Il fallait, en revanche, à la France, privée de marine, que le commerce neutre fût libre, que la mer fût ouverte, que les embouchures des grands fleuves fussent fermées aux Anglais ; elle y arrivait par le seul élément dont elle disposât alors, la terre, et par sa force réelle, les armées. Pour conclure la paix, telle qu’il la veut, et l’exploiter dans l’intérêt de la France, Bonaparte tâche de rompre d’avance et de rendre, en tout cas, inefficace toute coalition que l’Angleterre essaierait de renouer.

Les ressources de la politique ne sont point infinies. Celles qui s’offraient à Bonaparte, en 1801, étaient les mêmes qu’avaient aperçues, en 1793, les promoteurs de la guerre ; qui s’étaient imposées au Directoire, en 1797, après Campo-Formio : une descente en Angleterre, ou la coalition du continent contre les Anglais.

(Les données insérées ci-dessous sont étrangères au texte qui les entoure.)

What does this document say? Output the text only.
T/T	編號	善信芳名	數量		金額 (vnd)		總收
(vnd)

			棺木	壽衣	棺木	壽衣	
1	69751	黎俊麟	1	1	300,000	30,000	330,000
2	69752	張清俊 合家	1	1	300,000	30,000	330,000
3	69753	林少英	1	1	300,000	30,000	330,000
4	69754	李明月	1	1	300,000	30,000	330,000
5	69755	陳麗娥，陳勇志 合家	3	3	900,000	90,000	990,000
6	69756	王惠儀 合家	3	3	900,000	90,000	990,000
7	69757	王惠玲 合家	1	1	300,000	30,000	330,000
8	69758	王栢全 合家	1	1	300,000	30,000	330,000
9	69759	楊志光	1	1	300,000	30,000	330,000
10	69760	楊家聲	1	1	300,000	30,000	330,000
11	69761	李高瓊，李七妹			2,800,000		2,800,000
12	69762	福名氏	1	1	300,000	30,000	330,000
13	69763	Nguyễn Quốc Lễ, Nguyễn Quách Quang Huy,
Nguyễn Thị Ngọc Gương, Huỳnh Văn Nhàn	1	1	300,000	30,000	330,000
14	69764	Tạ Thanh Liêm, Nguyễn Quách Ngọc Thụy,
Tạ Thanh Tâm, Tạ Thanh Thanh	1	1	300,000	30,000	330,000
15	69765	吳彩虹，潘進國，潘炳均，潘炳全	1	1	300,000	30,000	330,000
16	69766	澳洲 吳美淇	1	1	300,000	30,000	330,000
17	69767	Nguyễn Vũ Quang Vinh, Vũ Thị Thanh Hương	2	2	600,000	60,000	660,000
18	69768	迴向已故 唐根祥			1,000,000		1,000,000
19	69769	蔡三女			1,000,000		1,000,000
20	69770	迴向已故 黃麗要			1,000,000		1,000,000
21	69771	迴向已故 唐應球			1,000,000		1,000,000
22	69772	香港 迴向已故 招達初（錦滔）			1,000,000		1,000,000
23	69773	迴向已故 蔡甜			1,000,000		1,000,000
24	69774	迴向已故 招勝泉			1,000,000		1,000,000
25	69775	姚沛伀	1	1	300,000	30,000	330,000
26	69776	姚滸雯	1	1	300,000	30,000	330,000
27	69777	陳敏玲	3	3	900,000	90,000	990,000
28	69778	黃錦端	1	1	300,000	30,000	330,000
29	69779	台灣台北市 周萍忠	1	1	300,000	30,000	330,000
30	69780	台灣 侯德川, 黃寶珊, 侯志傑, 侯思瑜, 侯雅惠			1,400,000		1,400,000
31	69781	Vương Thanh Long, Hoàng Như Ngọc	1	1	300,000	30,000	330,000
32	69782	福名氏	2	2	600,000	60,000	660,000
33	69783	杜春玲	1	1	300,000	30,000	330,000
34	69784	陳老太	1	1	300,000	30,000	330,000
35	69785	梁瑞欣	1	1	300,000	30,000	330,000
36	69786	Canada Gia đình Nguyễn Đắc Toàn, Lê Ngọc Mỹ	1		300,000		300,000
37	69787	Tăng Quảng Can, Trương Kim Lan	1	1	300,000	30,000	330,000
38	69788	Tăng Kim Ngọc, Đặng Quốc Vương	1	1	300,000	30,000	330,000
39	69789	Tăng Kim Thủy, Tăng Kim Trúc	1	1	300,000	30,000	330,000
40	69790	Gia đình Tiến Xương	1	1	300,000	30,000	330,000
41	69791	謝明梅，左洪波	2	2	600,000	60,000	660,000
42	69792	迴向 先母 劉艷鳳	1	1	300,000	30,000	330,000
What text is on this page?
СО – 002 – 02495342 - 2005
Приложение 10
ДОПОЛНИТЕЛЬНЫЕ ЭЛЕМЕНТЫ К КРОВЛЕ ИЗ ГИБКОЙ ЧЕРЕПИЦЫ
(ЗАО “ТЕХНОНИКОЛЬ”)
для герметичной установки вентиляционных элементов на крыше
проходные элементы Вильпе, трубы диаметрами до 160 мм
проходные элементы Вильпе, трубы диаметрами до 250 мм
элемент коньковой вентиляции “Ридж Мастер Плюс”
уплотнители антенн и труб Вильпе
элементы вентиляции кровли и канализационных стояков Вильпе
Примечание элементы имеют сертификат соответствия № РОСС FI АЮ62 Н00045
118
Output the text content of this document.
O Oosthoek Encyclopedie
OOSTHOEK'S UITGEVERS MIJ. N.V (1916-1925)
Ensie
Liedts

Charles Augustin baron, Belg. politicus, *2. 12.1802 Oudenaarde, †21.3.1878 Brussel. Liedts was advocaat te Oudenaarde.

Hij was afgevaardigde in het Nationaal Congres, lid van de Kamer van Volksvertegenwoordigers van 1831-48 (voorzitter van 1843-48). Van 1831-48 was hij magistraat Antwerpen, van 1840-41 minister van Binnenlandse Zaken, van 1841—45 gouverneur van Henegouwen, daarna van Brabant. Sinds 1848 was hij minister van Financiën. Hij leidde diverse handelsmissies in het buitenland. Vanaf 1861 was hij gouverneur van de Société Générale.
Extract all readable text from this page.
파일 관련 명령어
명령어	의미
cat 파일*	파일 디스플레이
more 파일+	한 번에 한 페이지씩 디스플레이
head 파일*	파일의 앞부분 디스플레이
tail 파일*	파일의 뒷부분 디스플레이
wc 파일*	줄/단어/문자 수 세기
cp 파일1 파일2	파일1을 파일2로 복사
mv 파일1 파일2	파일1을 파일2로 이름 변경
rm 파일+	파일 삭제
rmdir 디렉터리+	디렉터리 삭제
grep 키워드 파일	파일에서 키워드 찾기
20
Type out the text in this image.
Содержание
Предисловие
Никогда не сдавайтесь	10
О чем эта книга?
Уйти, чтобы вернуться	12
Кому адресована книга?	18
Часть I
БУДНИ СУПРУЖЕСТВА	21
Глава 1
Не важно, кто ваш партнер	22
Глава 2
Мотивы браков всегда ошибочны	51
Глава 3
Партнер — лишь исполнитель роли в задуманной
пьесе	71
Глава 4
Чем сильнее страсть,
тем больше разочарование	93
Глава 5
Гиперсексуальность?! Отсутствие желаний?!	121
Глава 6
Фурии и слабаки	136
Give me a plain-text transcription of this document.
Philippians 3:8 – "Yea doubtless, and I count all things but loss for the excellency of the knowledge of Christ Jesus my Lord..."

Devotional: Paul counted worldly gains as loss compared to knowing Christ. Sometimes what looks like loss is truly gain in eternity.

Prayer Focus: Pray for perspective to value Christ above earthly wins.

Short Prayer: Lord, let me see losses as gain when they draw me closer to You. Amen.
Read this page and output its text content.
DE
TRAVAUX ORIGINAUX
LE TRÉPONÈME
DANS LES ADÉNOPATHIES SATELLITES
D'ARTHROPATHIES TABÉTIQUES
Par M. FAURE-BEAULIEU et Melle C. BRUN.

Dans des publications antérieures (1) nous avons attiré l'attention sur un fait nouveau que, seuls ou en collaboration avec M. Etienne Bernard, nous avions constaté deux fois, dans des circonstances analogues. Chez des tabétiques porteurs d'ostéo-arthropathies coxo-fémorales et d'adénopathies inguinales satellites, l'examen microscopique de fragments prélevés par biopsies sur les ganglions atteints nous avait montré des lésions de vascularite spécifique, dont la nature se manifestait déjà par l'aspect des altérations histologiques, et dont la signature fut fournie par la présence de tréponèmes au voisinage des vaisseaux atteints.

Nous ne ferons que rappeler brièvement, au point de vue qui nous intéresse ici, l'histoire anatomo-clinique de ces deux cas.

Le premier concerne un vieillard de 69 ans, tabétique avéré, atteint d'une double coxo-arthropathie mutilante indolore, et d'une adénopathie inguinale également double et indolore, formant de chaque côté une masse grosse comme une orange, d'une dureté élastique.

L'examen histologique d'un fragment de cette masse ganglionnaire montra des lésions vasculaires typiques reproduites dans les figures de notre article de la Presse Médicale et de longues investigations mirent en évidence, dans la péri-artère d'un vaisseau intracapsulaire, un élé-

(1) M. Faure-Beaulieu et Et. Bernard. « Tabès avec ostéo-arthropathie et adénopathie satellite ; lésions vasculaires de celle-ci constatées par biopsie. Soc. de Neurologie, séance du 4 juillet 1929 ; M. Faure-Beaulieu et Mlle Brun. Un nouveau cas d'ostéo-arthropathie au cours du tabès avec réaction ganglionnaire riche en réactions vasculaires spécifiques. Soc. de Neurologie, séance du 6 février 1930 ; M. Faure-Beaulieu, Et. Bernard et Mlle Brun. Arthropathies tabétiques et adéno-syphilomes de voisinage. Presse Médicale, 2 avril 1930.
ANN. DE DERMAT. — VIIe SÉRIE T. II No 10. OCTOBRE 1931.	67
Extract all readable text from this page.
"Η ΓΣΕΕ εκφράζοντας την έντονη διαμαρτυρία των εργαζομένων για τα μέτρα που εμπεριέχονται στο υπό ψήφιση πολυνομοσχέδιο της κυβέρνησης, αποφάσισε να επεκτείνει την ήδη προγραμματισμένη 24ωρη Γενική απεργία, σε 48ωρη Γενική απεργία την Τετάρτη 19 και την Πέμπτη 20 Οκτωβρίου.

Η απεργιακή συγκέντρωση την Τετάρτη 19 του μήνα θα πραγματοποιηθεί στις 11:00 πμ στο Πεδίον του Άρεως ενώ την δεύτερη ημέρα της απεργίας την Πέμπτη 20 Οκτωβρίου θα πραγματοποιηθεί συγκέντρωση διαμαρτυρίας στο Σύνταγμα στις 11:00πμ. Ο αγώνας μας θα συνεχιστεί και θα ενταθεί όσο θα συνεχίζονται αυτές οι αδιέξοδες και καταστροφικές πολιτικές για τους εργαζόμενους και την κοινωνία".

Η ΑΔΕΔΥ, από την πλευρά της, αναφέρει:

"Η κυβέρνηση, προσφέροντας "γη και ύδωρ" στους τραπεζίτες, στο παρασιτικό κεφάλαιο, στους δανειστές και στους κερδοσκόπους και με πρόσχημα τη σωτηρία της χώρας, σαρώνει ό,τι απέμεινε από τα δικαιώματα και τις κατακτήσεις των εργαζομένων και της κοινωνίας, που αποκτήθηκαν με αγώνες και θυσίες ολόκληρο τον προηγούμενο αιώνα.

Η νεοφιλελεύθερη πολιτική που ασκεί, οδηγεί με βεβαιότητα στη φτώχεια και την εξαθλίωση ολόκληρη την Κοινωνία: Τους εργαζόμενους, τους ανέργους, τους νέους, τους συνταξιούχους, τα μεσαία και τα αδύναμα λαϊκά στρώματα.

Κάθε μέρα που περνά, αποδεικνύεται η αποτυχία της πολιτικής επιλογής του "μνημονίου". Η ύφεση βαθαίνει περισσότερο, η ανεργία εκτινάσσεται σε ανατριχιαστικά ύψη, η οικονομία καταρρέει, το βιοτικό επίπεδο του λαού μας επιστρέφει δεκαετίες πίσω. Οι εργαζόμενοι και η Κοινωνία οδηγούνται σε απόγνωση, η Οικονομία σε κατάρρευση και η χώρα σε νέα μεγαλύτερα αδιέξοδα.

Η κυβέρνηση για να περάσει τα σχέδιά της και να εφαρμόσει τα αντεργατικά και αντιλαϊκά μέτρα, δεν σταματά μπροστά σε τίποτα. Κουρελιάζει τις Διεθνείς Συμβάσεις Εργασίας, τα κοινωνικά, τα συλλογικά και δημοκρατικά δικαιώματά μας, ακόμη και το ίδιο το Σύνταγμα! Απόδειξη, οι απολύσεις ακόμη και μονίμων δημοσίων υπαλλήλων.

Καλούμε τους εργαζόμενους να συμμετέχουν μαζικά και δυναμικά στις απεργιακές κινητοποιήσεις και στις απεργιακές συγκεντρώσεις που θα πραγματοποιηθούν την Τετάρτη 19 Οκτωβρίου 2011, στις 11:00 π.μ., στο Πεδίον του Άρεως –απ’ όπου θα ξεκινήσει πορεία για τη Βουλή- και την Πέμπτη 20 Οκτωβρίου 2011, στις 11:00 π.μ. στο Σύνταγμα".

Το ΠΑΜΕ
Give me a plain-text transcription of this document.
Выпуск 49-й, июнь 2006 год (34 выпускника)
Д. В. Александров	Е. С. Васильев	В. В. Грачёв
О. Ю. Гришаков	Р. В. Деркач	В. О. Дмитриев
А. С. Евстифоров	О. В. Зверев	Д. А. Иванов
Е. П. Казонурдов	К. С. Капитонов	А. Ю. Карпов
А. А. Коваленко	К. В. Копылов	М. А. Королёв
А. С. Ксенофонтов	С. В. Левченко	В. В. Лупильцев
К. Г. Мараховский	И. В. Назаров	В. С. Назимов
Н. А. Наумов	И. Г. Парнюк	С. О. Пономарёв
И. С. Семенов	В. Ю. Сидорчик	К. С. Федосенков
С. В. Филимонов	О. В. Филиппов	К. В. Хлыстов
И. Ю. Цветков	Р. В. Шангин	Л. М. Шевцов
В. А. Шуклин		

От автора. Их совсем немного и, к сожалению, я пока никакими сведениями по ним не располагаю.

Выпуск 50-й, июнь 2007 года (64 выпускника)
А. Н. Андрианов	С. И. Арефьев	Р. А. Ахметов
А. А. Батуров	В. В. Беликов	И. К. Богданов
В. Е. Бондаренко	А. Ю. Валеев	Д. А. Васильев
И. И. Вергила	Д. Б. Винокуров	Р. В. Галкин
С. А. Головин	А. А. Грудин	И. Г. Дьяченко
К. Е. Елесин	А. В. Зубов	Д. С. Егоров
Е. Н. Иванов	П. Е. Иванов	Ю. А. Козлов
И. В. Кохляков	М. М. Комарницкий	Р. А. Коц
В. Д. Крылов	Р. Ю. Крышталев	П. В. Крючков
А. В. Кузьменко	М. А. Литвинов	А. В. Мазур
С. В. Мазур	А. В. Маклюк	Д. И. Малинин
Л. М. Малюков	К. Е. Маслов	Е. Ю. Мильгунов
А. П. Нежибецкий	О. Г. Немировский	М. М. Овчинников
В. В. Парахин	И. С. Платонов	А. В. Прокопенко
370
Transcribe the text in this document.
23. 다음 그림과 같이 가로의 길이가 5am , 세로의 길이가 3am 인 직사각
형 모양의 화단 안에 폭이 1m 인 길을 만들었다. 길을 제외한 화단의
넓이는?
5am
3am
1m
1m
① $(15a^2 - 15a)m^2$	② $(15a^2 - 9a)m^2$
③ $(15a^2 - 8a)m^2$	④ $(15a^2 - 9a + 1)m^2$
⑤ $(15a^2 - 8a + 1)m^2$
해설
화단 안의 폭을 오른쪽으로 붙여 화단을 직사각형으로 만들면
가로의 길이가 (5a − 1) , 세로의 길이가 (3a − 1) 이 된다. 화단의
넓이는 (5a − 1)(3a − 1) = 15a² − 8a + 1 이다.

On va voir Bonaparte, en cette seconde tentative de réduire les Anglais à la paix continentale de la France, esquisser et tenter toutes les combinaisons qui devaient remplir les douze premières années du siècle : l’Allemagne étant soumise, c’est l’occupation de Naples, la domination de l’Espagne, la conquête du Portugal et l’alliance russe. L’année 1801 vit un premier Tilsitt, né des mêmes nécessités que le second et qui en découvre déjà la chimère et les infirmités.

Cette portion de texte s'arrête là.